威力と無力

会社で言われた。
「ロリコン犯罪があったじゃない、あの被告の陳述を聞いてたらキタナカ君を思い出したよ」
「えー、どんなこと言ってたんですかぁ?」
実は心中、穏やかではない。
「『別に罪悪感は感じていない。また同じことを俺はやるだろう』とか『某事件の犯人のように俺の名前が人の記憶に残ればよい』とか…」
それ以上聞いていると気分が悪くなりそうだったので、心の耳を閉じたまま相槌を打っていた。
だから覚えていない。

本人の名誉の為に言っておくが、決して悪気があって言ってる訳ではない。
決してロリコンな訳ではないが、「全般的にそういうキャラ」を演じている俺が悪い。
また。俺の刹那的で退廃的な側面を、敏感に感じ取っての発言だろう。
非常に鋭い。

しかし、それは俺には言わないで欲しかった。
仕事中も、家に帰っても頭に言葉が残る。
これが呪いだ。

俺が近々ロリコン犯罪に走ったら、その人を責めてくれ。
心神耗弱状態だったんだ。
ふくらみかけの蕾がえぇんじゃ!
ふひひっひぃ。
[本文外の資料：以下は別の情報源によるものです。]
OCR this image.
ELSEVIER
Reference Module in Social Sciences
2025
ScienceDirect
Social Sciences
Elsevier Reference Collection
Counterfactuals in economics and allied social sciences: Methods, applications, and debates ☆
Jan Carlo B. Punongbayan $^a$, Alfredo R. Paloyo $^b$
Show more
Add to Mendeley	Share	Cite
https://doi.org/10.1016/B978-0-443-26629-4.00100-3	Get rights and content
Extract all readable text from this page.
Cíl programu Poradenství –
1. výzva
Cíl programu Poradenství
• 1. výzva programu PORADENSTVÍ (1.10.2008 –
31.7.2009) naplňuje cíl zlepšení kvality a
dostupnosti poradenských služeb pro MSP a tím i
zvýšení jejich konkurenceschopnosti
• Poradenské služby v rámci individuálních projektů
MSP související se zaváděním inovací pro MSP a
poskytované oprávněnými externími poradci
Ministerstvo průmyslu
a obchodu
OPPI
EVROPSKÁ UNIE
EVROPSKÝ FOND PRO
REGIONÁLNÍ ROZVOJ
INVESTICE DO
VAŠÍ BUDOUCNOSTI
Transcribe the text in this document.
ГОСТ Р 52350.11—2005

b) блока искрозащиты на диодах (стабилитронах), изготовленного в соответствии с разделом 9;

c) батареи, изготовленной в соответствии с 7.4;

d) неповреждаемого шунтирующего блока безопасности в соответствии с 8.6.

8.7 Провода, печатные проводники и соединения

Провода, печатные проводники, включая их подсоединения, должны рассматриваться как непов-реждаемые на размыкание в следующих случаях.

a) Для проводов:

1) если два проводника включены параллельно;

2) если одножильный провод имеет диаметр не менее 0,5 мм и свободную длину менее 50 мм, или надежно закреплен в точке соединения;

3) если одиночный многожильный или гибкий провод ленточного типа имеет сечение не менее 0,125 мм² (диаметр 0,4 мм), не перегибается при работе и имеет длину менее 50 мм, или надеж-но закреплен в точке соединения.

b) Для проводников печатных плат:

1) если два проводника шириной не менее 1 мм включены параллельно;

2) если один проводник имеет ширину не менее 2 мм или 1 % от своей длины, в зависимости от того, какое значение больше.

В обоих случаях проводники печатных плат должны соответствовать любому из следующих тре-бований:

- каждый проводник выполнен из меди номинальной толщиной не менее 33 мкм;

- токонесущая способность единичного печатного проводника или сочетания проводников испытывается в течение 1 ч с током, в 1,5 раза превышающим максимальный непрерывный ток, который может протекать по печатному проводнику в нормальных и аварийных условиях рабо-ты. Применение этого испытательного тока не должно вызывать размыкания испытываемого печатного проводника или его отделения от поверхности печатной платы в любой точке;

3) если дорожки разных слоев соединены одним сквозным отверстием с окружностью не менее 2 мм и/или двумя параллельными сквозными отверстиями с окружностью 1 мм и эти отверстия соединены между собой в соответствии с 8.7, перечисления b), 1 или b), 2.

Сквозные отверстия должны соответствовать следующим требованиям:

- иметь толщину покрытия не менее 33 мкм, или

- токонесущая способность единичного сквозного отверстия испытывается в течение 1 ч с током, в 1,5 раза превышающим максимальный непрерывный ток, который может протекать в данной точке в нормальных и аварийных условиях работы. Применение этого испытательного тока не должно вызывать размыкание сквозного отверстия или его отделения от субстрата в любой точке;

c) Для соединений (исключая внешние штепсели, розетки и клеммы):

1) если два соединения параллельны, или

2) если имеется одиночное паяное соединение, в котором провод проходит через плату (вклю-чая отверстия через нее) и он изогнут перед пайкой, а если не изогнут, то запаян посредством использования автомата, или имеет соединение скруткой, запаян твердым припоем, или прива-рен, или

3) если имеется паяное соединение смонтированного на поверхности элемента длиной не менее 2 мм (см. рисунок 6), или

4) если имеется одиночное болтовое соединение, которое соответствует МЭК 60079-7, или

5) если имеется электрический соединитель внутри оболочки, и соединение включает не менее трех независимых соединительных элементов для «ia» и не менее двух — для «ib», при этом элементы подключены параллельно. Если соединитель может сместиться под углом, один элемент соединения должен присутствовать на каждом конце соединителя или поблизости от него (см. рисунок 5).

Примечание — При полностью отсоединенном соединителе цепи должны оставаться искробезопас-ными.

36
(尋常じゃない目つき)

はっ!
げふげふん。
話を戻して。
嗚呼、なんと言葉とは強い力を持っているものなのだろう。

かたや。
一時間の会話よりも、頭をなでることの方が大事だったり。
十錠の薬よりも、手の平の温かみの方が大事だったり。
百篇の詩よりも、抱擁が大切だったり。

なんてね。
自分の言葉が足りない時に痛感する。
俺は人と触れ合うことによるコミュニケーションが苦手だから。
言葉を尽くしても、相手には自分の気持ちなんて伝わらないものだ。

「会話による情報の伝達で、言葉が占める割合は半分以下だ」と聞いたことがある。
表情などの視覚情報で、半分以上の情報を得ているそうだ。
しょせん、言葉なんてものは発した瞬間に意味を失うものであり、発する側よりも受け取る側にとってのみ意味を持ちうるものなんだなぁ、とか。

中々にして、思うところの多い今日この頃なのである。